Review of the Regulation of Cosmetic Interventions- BAPRAS Feedback

18th October 2012

 

BAPRAS exists to support the highest levels of practice within plastic and aesthetic surgery, for the benefit of the whole population. We have patient interests at our core, and seek to maintain best practice through education and training, standard setting, high quality information development, and research into better care in its’ widest sense.

We therefore warmly welcomed this review and we look forward to hearing what changes will be proposed when Sir Bruce announces the results in March 2013.

The review covers a large number of issues associated with cosmetic surgery and procedures, and we are very supportive of the chosen focus areas – they are entirely in line with our own commitment to developing and improving the highest standards of care.  Here below I summarise a few key areas of feedback that we have provided to the review committee:

Overview
•  Majority of Cosmetic Surgery procedures are demanding in technique, judgement, and patient management and cannot be practiced safely without extensive training including extensive preliminary observation and rigorous training that cannot be encompassed in short courses.   
•  Cosmetic Surgical procedures are frequently trivialised by mass media and marketing organisations.

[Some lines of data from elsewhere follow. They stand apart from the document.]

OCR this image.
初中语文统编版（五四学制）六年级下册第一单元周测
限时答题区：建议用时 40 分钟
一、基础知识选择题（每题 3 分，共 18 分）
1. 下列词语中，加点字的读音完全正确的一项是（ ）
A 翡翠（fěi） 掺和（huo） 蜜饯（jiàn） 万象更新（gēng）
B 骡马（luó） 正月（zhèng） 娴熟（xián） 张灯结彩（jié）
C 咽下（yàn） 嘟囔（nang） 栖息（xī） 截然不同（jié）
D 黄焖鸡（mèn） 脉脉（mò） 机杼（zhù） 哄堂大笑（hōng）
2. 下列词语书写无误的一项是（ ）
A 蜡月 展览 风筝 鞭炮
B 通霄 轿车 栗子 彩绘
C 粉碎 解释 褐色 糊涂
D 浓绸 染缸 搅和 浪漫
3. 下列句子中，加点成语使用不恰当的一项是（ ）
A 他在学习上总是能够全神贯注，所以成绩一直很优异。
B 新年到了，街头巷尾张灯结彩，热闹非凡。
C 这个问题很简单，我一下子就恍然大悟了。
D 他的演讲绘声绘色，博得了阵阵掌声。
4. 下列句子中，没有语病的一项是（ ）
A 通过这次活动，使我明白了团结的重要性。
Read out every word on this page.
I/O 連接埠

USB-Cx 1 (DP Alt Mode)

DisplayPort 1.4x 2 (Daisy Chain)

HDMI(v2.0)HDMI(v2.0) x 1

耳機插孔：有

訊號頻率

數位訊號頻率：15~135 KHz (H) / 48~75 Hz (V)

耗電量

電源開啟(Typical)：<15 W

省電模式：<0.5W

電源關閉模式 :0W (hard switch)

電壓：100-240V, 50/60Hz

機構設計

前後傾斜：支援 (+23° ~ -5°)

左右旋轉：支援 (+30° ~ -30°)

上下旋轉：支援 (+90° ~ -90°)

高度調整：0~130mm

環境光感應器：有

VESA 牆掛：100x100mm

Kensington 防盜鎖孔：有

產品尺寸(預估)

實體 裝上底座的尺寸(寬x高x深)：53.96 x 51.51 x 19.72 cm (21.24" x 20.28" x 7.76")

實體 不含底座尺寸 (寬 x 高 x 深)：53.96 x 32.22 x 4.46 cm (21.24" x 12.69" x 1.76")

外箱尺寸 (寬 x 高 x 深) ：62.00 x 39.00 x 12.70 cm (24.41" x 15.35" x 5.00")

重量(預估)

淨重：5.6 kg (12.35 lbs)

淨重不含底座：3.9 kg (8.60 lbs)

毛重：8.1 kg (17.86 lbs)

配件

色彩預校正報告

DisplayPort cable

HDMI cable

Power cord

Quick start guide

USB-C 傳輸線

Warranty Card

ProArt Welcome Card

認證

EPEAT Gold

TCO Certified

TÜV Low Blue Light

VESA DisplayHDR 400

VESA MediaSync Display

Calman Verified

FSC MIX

The surgeons and practitioners

•  Should have Specialty Fellowship examination standard before subsequent sub-specialty training in cosmetic operations.
•  Should be on GMC Specialist Register in their respective parent specialty.
•  Should only perform operations within the acknowledged remit of their parent specialty (for example, ENT surgeons could do nose reshaping, but should not do breast or abdominal surgery etc).
•  Overseas doctors entering UK with only basic medical qualifications and no UK validated assessment of surgical competence / ability should not be permitted to operate independently. This practice should stop immediately.
•  All practitioners using fillers and toxins by injection should be required to maintain full records of treatments and record outcome data to a standard that can be audited independently. They should also be able to demonstrate appropriate training in the field, which cannot be undertaken in short day courses as currently encountered.

The Provider Institutions
•  Should be required to participate and maintain full data on who does what, where, and how well within their institution. This would require full cooperation with a centrally supported data collection mechanism that BAPRAS has urged be developed, to be hosted within the Royal Surgical Colleges/Specialty Association structure.
•  Should be mandated to provide appropriate systems to support patients with unexpected adverse events after surgery, some of which are inevitable in every area of care. This is not currently the case when commercial imperatives are allowed to take precedence over good patient care.
•  Must be transparent in all areas of case management alongside regular and rigorous auditing of outcomes.
•  Must participate in the 'ABTA-style' proposal to support patients affected by provider bankruptcy (within the DH review document) if it is developed. However, BAPRAS believes that much more common is poor or frankly negligent aftercare for procedures from practitioners and providers which would not be covered by such arrangements.

Advertising
•  A significant proportion of those seeking cosmetic surgery fall within a 'vulnerable' category, and should be protected from unreasonable promotion of procedures which can be trivialised, and subtly promoted as delivering objectives far beyond what can be considered realistic.
•  BAPRAS has serious concerns about current state of advertising of cosmetic procedures in the UK. The fine line between informing and persuading is frequently transgressed, and abuse of advertising and thinly veiled promotion in supposedly 'educational' features is widespread.
•  We urge a rapid and rigorous review of the regulations surrounding advertising of cosmetic procedures, with especial attention paid to on-line material which is largely unregulated.
•  We would like the establishment of an 'Ofcom' style organisation to manage concerns around poor compliance with better and speedier action. We would like to see the ASA sanctions strengthened to enable control of individual websites which contain misleading information, unreasonable persuasion, and erroneous presentation of credentials.
•  We believe that self regulation by the 'industry' at present has failed (despite the existence of the IHAS code of practice) and urge that advertising in future is co-regulatory rather than self-regulatory according to the ASA rules.

Materials and devices
•  All injectable materials (fillers both absorbable and permanent) should be registered as pharmaceutical products, and subjected to the full gamut of regulations as such. This would bring the UK into line with normal practice in the United States under FDA law.
•  Breast Implants should be registered, with an 'opt out' mechanism of presumed participation by all patients and providers unless specifically requested.
•  BAPRAS urges consideration of the well-developed system suggested by the Australian Society of Plastic Surgeons, which recommends collecting a basic dataset across international boundaries to improve rapid detection of problems that might present with any device.

We continue to work closely with the Government to provide guidance on ensuring the highest standards of plastic surgery safety and care, including developing training, standard setting, ongoing education, and research into better practice.
I look forward to updating you on any recommendations emerging form this review in due course.